Lors de la première plénière, l’opposition a jugé que le PLF, qui manque de vision politique pouvant constituer le socle de toute action de développement, ne comprend pas des mesures susceptibles de relancer l’économie et d’encourager les petites entreprises.

Il s’agit d’un projet qui impacte négativement le pouvoir d’achat des citoyens, à travers une batterie de mesures visant à geler la promotion et à réduire les dépenses de la compensation, selon les groupes de l’opposition.

L’opposition n’a pas digéré que le PLF soit préparé sur la base d’une loi organique des finances « dépassée » et non conforme à l’esprit de la nouvelle Constitution, qualifiant d’hyper optimistes les hypothèses dudit projet, relatives au déficit budgétaire et au taux de croissance, qui ne prennent pas en considération la conjoncture nationale.

Elle a, en outre, reproché l’adoption des mêmes mesures de compensation adoptées auparavant, jugeant que le gouvernement n’a pas réussi à réformer les systèmes fiscal, des salaires et de la retraite, à combattre l’économie de rente et à faire face au déséquilibre de la balance commerciale.

Pour leur part, quelques composants de la majorité ont estimé qu’il fallait prendre en considération le contexte de la préparation du projet de loi des finances, marqué par une crise politique qui a duré des mois après la sortie du Parti de l’Istiqlal de la majorité pour rejoindre l’opposition.

Cependant, la majorité a annoncé son soutien au PLF n’adoptait pas le même discours sur les grandes orientations dudit projet.
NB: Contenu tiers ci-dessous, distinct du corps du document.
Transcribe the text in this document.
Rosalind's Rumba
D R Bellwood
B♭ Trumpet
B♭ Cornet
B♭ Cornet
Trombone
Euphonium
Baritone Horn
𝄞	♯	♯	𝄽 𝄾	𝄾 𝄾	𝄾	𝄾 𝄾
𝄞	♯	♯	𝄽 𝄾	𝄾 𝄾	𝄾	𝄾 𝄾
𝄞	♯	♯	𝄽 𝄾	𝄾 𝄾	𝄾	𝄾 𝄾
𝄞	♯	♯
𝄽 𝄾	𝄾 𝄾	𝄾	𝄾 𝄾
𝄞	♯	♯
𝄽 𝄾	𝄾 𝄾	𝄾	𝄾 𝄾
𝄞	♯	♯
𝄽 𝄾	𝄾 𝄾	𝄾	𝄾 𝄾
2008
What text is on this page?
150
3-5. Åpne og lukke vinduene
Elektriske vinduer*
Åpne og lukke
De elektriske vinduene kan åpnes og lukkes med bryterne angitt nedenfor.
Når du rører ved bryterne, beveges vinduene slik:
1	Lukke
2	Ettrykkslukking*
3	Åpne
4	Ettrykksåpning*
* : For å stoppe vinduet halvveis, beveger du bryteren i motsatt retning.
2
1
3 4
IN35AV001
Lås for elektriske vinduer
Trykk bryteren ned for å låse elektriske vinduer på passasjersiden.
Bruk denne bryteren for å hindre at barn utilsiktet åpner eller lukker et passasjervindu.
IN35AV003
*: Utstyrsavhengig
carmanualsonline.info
Ainsi, le groupe du Rassemblement national des indépendants (RNI) a considéré que ce projet ne pourra pas répondre à toutes les aspirations des Marocains et préserver les équilibres économiques et financiers, se félicitant de la transparence et de la crédibilité du gouvernement dans l’annonce des chiffres, et des pratiques de la bonne gouvernance dans la gestion.

Il a également relevé les progrès réalisés au niveau de la mise en oeuvre du budget, appelant le gouvernement à redéfinir les priorités et à éviter les conflits inutiles, tout en accélérant le parachèvement de l’édifice institutionnel et en apportant le soutien à la production.

Quant au groupe de l’Alliance socialiste, il a considéré que le budget a progressé timidement, tout en s’interrogeant sur le rôle joué par le secteur privé dans un contexte marqué par l’aggravation des déséquilibres économiques.

Après avoir appelé à revoir le programme gouvernemental pour qu’il réponde aux orientations royales, notamment dans les secteurs de l’éducation, la justice, la législation et de l’intégrité territoriale, le groupe a mis l’accent sur la nécessité de redéfinir le modèle de développement du Maroc.